Our political system functions in dread of the prospect of the PSNI, or worse still the Army, shooting dead a couple of these dissidents and unnerving the entire Sinn Fein support base.

But who will argue flatly with the logic that had the gunmen who killed Michael McGibbon been intercepted and come off worse, that would have been a better outcome? We don't like to think things through as plainly as that, so we sanitise the events in our minds and in our conversations.
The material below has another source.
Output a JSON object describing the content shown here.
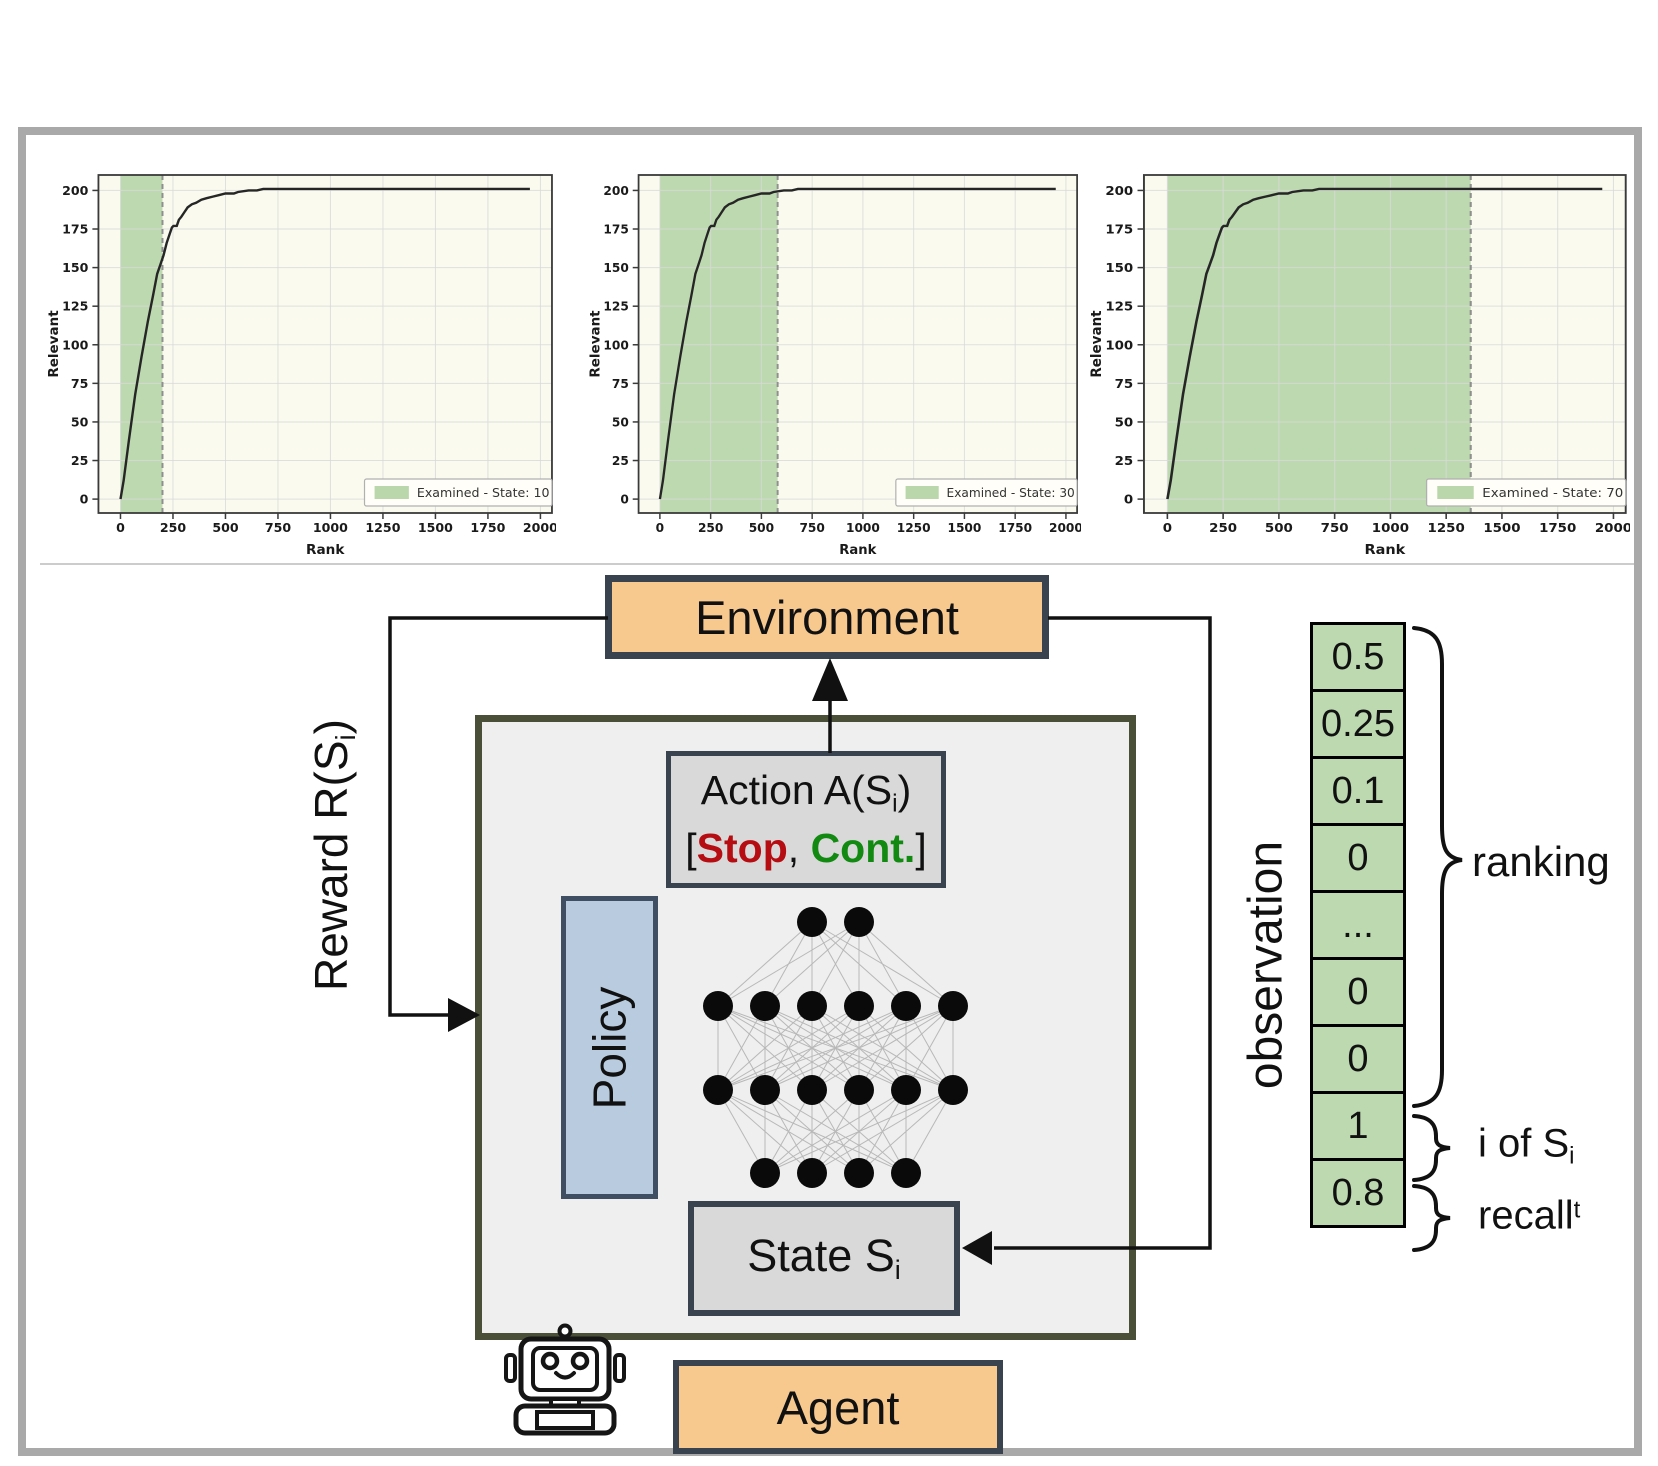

We rationalise that these things are inevitable, probably not as bad as they seem; that they are a by-product of disaffection between communities and the police.

I had a row with a senior social worker some years ago after a radio programme in which he had said that the IRA didn't actually want to shoot people in the legs, thought it had more important things to do than to pursue "anti-social elements", joyriders and drug dealers, had a war to be getting on with and regarded these young louts as clutter on the battlefield.

Having studied that whole kneecapping culture for a book, I had concluded that this was exactly what the Provos wanted most to be doing, that it was what they expended most of their effort on and that it would be the hardest part of their campaign to give up.

Back then the rationale was that we had a "policing vacuum". The Catholic community needed paramilitary policing, by this logic, because it did not trust the RUC.

The laugh of that was that you could not find a kneecapped joyrider who had not already been arrested and processed through the courts, who had not already served time in Hydebank. Often the Provos had to wait for their release before shooting them on the alleged grounds that no one else was doing anything about them.

Which is not to say that policing was not flawed, often cynical and brutal, but hardly absent.

Now we can speculate further on why the Provos put so much into their war on criminals. We now know that they were scaling down their campaign, concentrating on "spectaculars", which required highly skilled operatives, and that they had to give the rank-and-file other things to do.

If you had joined the IRA it was in the expectation that you would get to shoot people, so you got sent out to shoot joyriders and drug dealers. But there had to be other attractions in this kind of activity when loyalists and other groups took to it so readily.

Paramilitary organisations can only function if people are afraid of them. Some may think of it more as respect than fear, but they know that the consequences are the same; annoy them and you will pay for it.

Some may think of it more as common sense than intimidation that makes them tread warily. But you are still going to get a bullet in the leg. Some will even say they deserved it.

I knew fathers who beat their own sons with hurley sticks to give them a foretaste of what they would suffer if the Provos got them.

I have spoken to people who were kneecapped and held no grudge against the men who had done it, since they were only following orders, working a system that was entrenched, "the way things are".

Guns - and the willingness to use them - give people power in their communities. And when that power is as irrevocable as the State itself you play along with it, as you play along with the man who comes to read your meter.

So, add it up: paramilitaries do this stuff because it gives them power, it gives them security and it gives the men something to do when they are not doing much else. And, worse, it implicates people outside the movement and gives them a motive to cover for them.

From the person who sees a kneecapping and walks on by to the one who, cheesed off with a noisy neighbour, a car thief or a drug dealer hanging out with the kids, goes to the local hardman to have something done - all are implicated, burdened with a secret and tempted to rationalise all the more passionately that they were right.

The cold fact is that paramilitaries have much to gain from shooting their neighbours. They have always done it and, ironically, the communities they operate in have made excuses for them when they have done it.

They have accepted that many of the victims deserved what they got, were unworthy of their pity and have lived with the delusion that it can never come to their door, because they are good citizens.

But once you concede power to the likes of the thugs who shot Michael McGibbon, your own life is overshadowed by them and you have no peace.